Als ich realisiere, dass es vorbei ist, schlinge ich erleichtert meine Arme um ihn. Seine Rüstung, die er sonst als Leibwächter trägt, hat er in einen schwarzen Mantel umgetauscht und sein Gesicht wird zur Hälfte von einem dunklen Tuch bedeckt, welches er sich nun mit der Hand unter sein Kinn zieht.
Noch immer hat sich mein Herz nicht beruhigt. Es tobt in meiner Brust und pumpt kräftig Blut durch meine Adern. Mein Brustkorb hebt und senkt sich in einem schnellen Rhythmus. Ich habe nicht bemerkt, wie sich Tränen in meinen Augen gesammelt haben, die mir nun die glühenden Wangen hinunterlaufen.
Fest drücke ich ihn an mich, während laute Schluchzer meinen Körper durchzucken. Das letzte Mal hat mich Terran vor den anderen Schülern gerettet, als diese mich im Keller der Akademie eingesperrt haben. Schon damals habe ich Angst gehabt und mich elend gefühlt, aber das Geschehen von heute ist zu viel. Langsam löst er sich von mir, um mir in meine roten Augen zu sehen.
Wie ein Häufchen Elend fühle ich mich und weiche seinem Blick aus.
,,Martha...", setzt er an, zu sagen, aber ich unterbreche ihn.
,,Wer war das?", frage ich leise, fast schon flüsternd. Willhelm, der mit weit aufgerissenen Augen neben mir fliegt, landet auf meiner Schulter und kuschelt sich eng an mich, Terran beobachtend. Er schüttelt den Kopf und nimmt meine Hände in seine.
,,Martha, ich werde dir alles erklären, aber jetzt müssen..."

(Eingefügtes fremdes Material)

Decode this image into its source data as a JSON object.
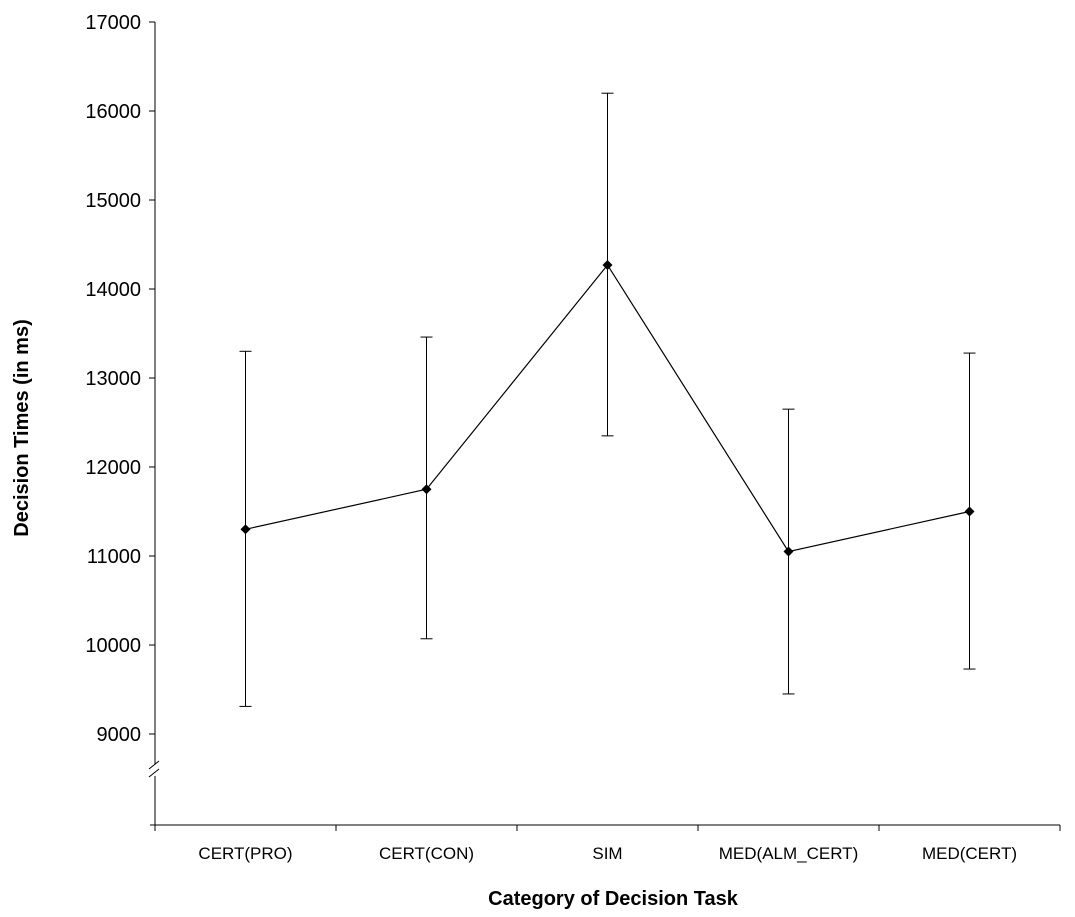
{
  "chart_data": {
    "type": "line",
    "title": "",
    "xlabel": "Category of Decision Task",
    "ylabel": "Decision Times (in ms)",
    "categories": [
      "CERT(PRO)",
      "CERT(CON)",
      "SIM",
      "MED(ALM_CERT)",
      "MED(CERT)"
    ],
    "series": [
      {
        "values": [
          11300,
          11750,
          14270,
          11050,
          11500
        ],
        "error_upper": [
          13300,
          13460,
          16200,
          12650,
          13280
        ],
        "error_lower": [
          9310,
          10070,
          12350,
          9450,
          9730
        ]
      }
    ],
    "ylim": [
      8000,
      17000
    ],
    "yticks": [
      "9000",
      "10000",
      "11000",
      "12000",
      "13000",
      "14000",
      "15000",
      "16000",
      "17000"
    ],
    "axis_break": true,
    "grid": false,
    "legend": "none",
    "line_color": "#000000",
    "marker": "diamond"
  }
}
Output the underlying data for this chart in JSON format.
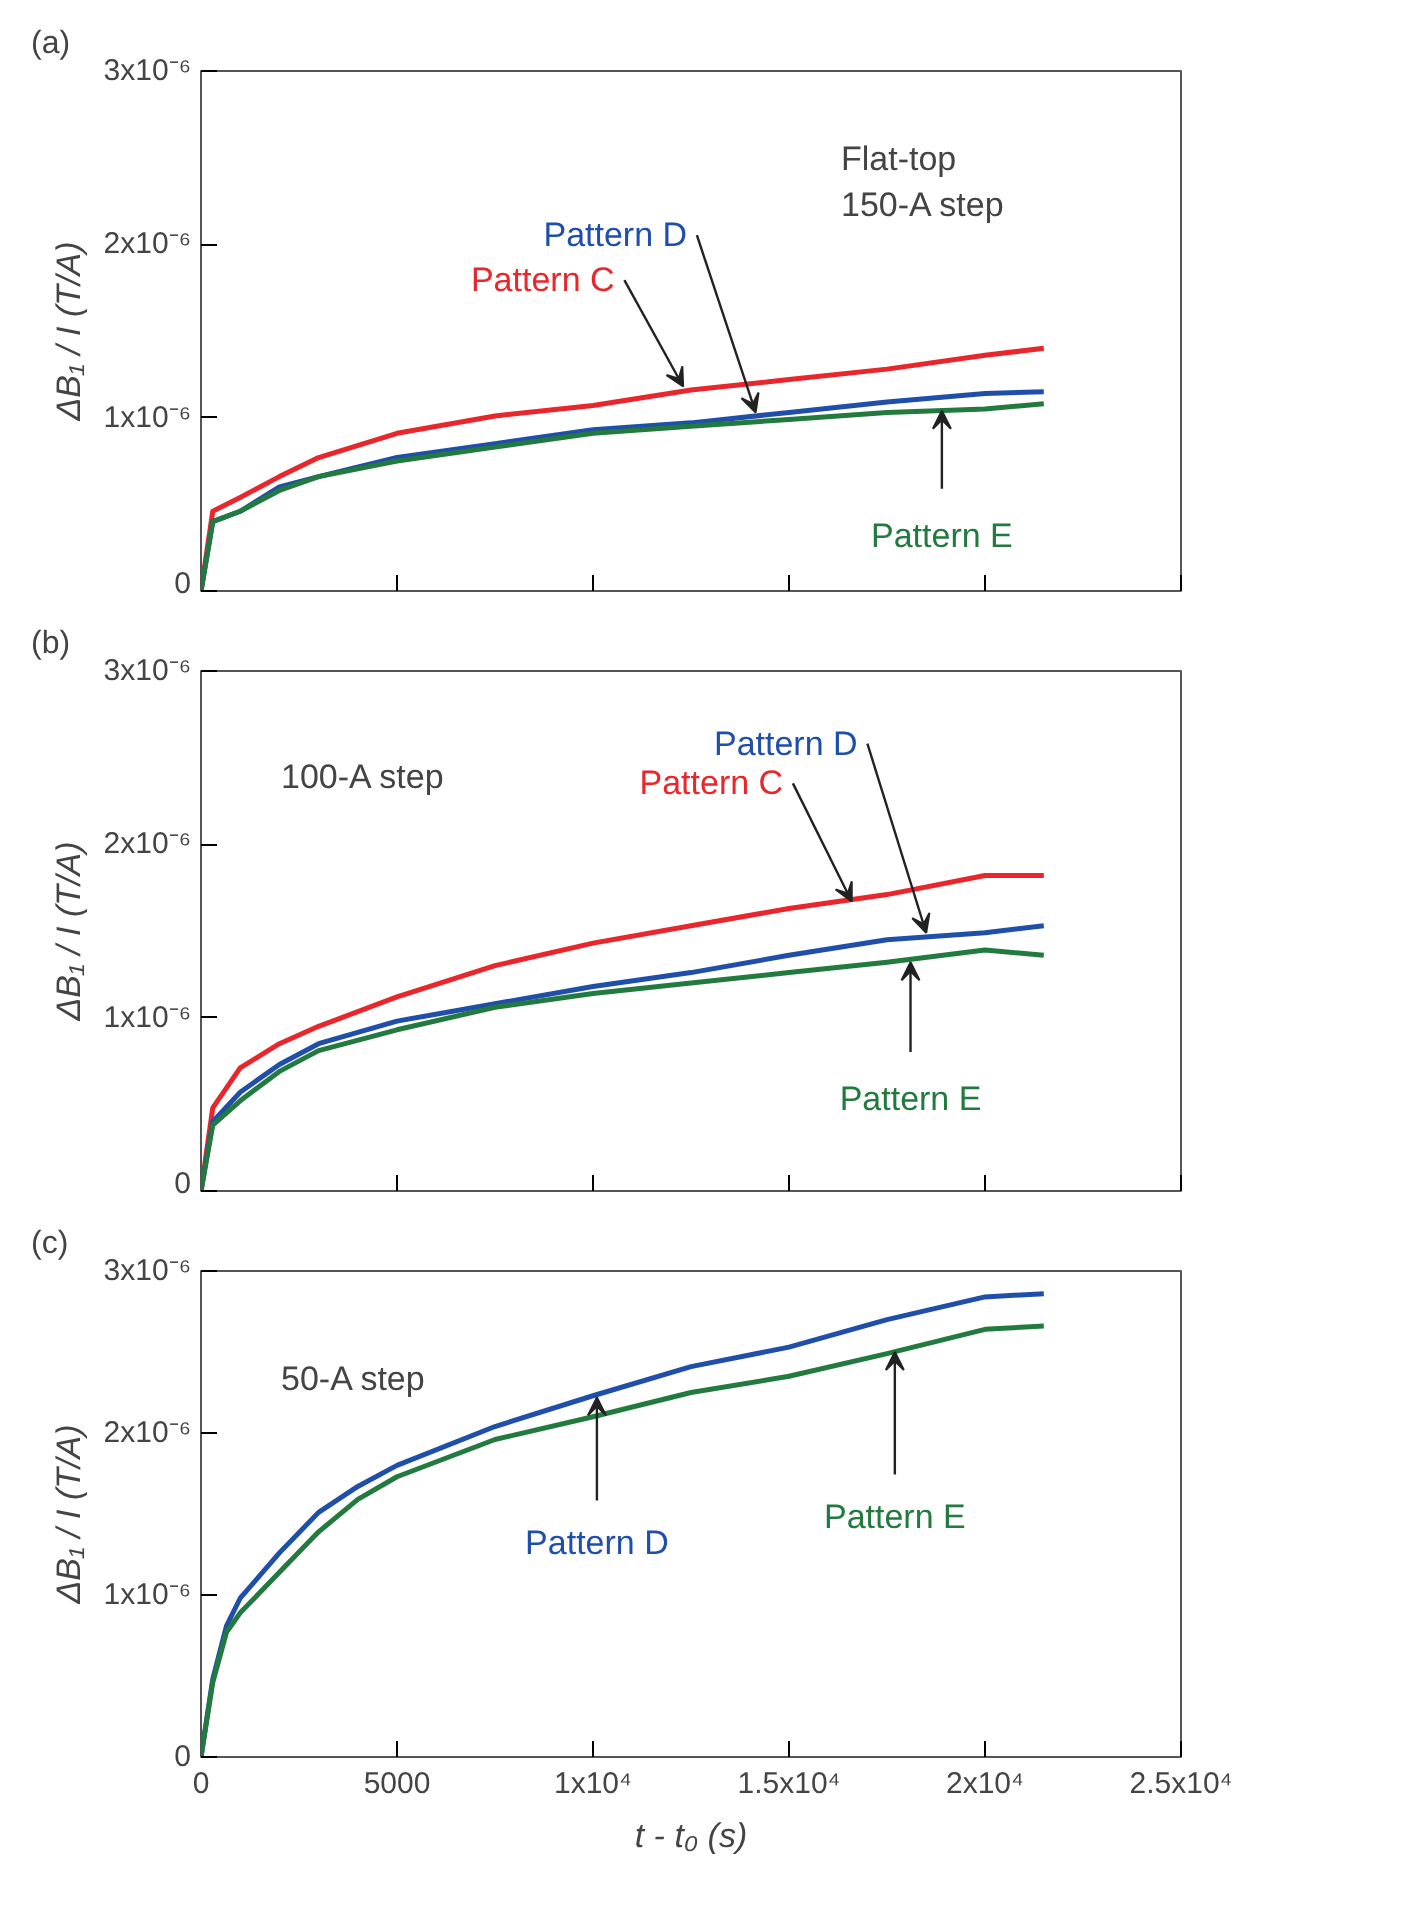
{
  "chart_data": [
    {
      "type": "line",
      "title": "(a)",
      "ylabel": "ΔB₁ / I (T/A)",
      "tick_labels": "y",
      "xlim": [
        0,
        25000
      ],
      "xticks": [
        0,
        5000,
        10000,
        15000,
        20000,
        25000
      ],
      "ylim": [
        0,
        3e-06
      ],
      "yticks": [
        0,
        {
          "value": 1e-06,
          "label": "1x10⁻⁶"
        },
        {
          "value": 2e-06,
          "label": "2x10⁻⁶"
        },
        {
          "value": 3e-06,
          "label": "3x10⁻⁶"
        }
      ],
      "x": [
        0,
        300,
        1000,
        2000,
        3000,
        5000,
        7500,
        10000,
        12500,
        15000,
        17500,
        20000,
        21500
      ],
      "series": [
        {
          "color": "#e8262b",
          "values": [
            0,
            4.6e-07,
            5.4e-07,
            6.6e-07,
            7.7e-07,
            9.1e-07,
            1.01e-06,
            1.07e-06,
            1.16e-06,
            1.22e-06,
            1.28e-06,
            1.36e-06,
            1.4e-06
          ]
        },
        {
          "color": "#1f4fa8",
          "values": [
            0,
            4e-07,
            4.6e-07,
            6e-07,
            6.6e-07,
            7.7e-07,
            8.5e-07,
            9.3e-07,
            9.7e-07,
            1.03e-06,
            1.09e-06,
            1.14e-06,
            1.15e-06
          ]
        },
        {
          "color": "#227a3e",
          "values": [
            0,
            4e-07,
            4.6e-07,
            5.8e-07,
            6.6e-07,
            7.5e-07,
            8.3e-07,
            9.1e-07,
            9.5e-07,
            9.9e-07,
            1.03e-06,
            1.05e-06,
            1.08e-06
          ]
        }
      ],
      "annotations": [
        {
          "text": "Pattern C",
          "x": 12300,
          "y": 1.18e-06
        },
        {
          "text": "Pattern D",
          "x": 14150,
          "y": 1.03e-06
        },
        {
          "text": "Pattern E",
          "x": 18900,
          "y": 1.04e-06
        },
        "Flat-top\n150-A step"
      ]
    },
    {
      "type": "line",
      "title": "(b)",
      "ylabel": "ΔB₁ / I (T/A)",
      "tick_labels": "y",
      "xlim": [
        0,
        25000
      ],
      "xticks": [
        0,
        5000,
        10000,
        15000,
        20000,
        25000
      ],
      "ylim": [
        0,
        3e-06
      ],
      "yticks": [
        0,
        {
          "value": 1e-06,
          "label": "1x10⁻⁶"
        },
        {
          "value": 2e-06,
          "label": "2x10⁻⁶"
        },
        {
          "value": 3e-06,
          "label": "3x10⁻⁶"
        }
      ],
      "x": [
        0,
        300,
        1000,
        2000,
        3000,
        5000,
        7500,
        10000,
        12500,
        15000,
        17500,
        20000,
        21500
      ],
      "series": [
        {
          "color": "#e8262b",
          "values": [
            0,
            4.8e-07,
            7.1e-07,
            8.5e-07,
            9.5e-07,
            1.12e-06,
            1.3e-06,
            1.43e-06,
            1.53e-06,
            1.63e-06,
            1.71e-06,
            1.82e-06,
            1.82e-06
          ]
        },
        {
          "color": "#1f4fa8",
          "values": [
            0,
            4e-07,
            5.7e-07,
            7.3e-07,
            8.5e-07,
            9.8e-07,
            1.08e-06,
            1.18e-06,
            1.26e-06,
            1.36e-06,
            1.45e-06,
            1.49e-06,
            1.53e-06
          ]
        },
        {
          "color": "#227a3e",
          "values": [
            0,
            3.8e-07,
            5.2e-07,
            6.9e-07,
            8.1e-07,
            9.3e-07,
            1.06e-06,
            1.14e-06,
            1.2e-06,
            1.26e-06,
            1.32e-06,
            1.39e-06,
            1.36e-06
          ]
        }
      ],
      "annotations": [
        {
          "text": "Pattern C",
          "x": 16600,
          "y": 1.67e-06
        },
        {
          "text": "Pattern D",
          "x": 18500,
          "y": 1.49e-06
        },
        {
          "text": "Pattern E",
          "x": 18100,
          "y": 1.32e-06
        },
        "100-A step"
      ]
    },
    {
      "type": "line",
      "title": "(c)",
      "xlabel": "t - t₀ (s)",
      "ylabel": "ΔB₁ / I (T/A)",
      "xlim": [
        0,
        25000
      ],
      "xticks": [
        0,
        5000,
        {
          "value": 10000,
          "label": "1x10⁴"
        },
        {
          "value": 15000,
          "label": "1.5x10⁴"
        },
        {
          "value": 20000,
          "label": "2x10⁴"
        },
        {
          "value": 25000,
          "label": "2.5x10⁴"
        }
      ],
      "ylim": [
        0,
        3e-06
      ],
      "yticks": [
        0,
        {
          "value": 1e-06,
          "label": "1x10⁻⁶"
        },
        {
          "value": 2e-06,
          "label": "2x10⁻⁶"
        },
        {
          "value": 3e-06,
          "label": "3x10⁻⁶"
        }
      ],
      "x": [
        0,
        300,
        650,
        1000,
        2000,
        3000,
        4000,
        5000,
        7500,
        10000,
        12500,
        15000,
        17500,
        20000,
        21500
      ],
      "series": [
        {
          "color": "#1f4fa8",
          "values": [
            0,
            4.8e-07,
            8.1e-07,
            9.8e-07,
            1.26e-06,
            1.51e-06,
            1.67e-06,
            1.8e-06,
            2.04e-06,
            2.23e-06,
            2.41e-06,
            2.53e-06,
            2.7e-06,
            2.84e-06,
            2.86e-06
          ]
        },
        {
          "color": "#227a3e",
          "values": [
            0,
            4.6e-07,
            7.7e-07,
            8.9e-07,
            1.14e-06,
            1.39e-06,
            1.59e-06,
            1.73e-06,
            1.96e-06,
            2.1e-06,
            2.25e-06,
            2.35e-06,
            2.49e-06,
            2.64e-06,
            2.66e-06
          ]
        }
      ],
      "annotations": [
        {
          "text": "Pattern D",
          "x": 10100,
          "y": 2.22e-06
        },
        {
          "text": "Pattern E",
          "x": 17700,
          "y": 2.5e-06
        },
        "50-A step"
      ]
    }
  ]
}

,,Nein!", schreie ich schrill, was ihn erschrocken zusammenzucken lässt. Offenbar scheint Terran genau zu wissen, was hier vor sich geht, möchte es mir allerdings nicht verraten. Das macht mich wütend und ich entreiße mich ihm.
,,Wer weiß, was mit mir geschehen wäre, wenn du nicht da gewesen wärst! Ich verlange Antworten!" Grob wische ich mir über mein verweintes Gesicht und trete einen weiteren Schritt zurück. Etwas an dem Jungen, den ich kenne, hat sich verändert. Sein liebevoller Blick ist kühl geworden und seine Miene ernst. Sogar seine warme Stimme hat sich in eine tiefe und distanzierte verwandelt.
Nervös sieht er sich im Gemach um, sein Blick bleibt an einer aus der Wand ragenden Tür stehen, die ich zuvor noch nie gesehen habe.
,,Was bei allen..." Weiter komme ich nicht, da ertönen plötzlich mehrere Stimmen außerhalb des Zimmers. Ehe ich mich versehe, kommt Terran auf mich zu, packt meinen Arm und stößt mich in den geheimen Gang. Ich keuche auf, ihn fassungslos anstarrend.
,,Für all das, was vor wenigen Minuten passiert ist und von nun an geschehen wird, gibt es eine Erklärung.", stellt er mit sicherer Stimme fest und schließt hinter sich die steinerne Tür. Die Dunkelheit umgibt uns.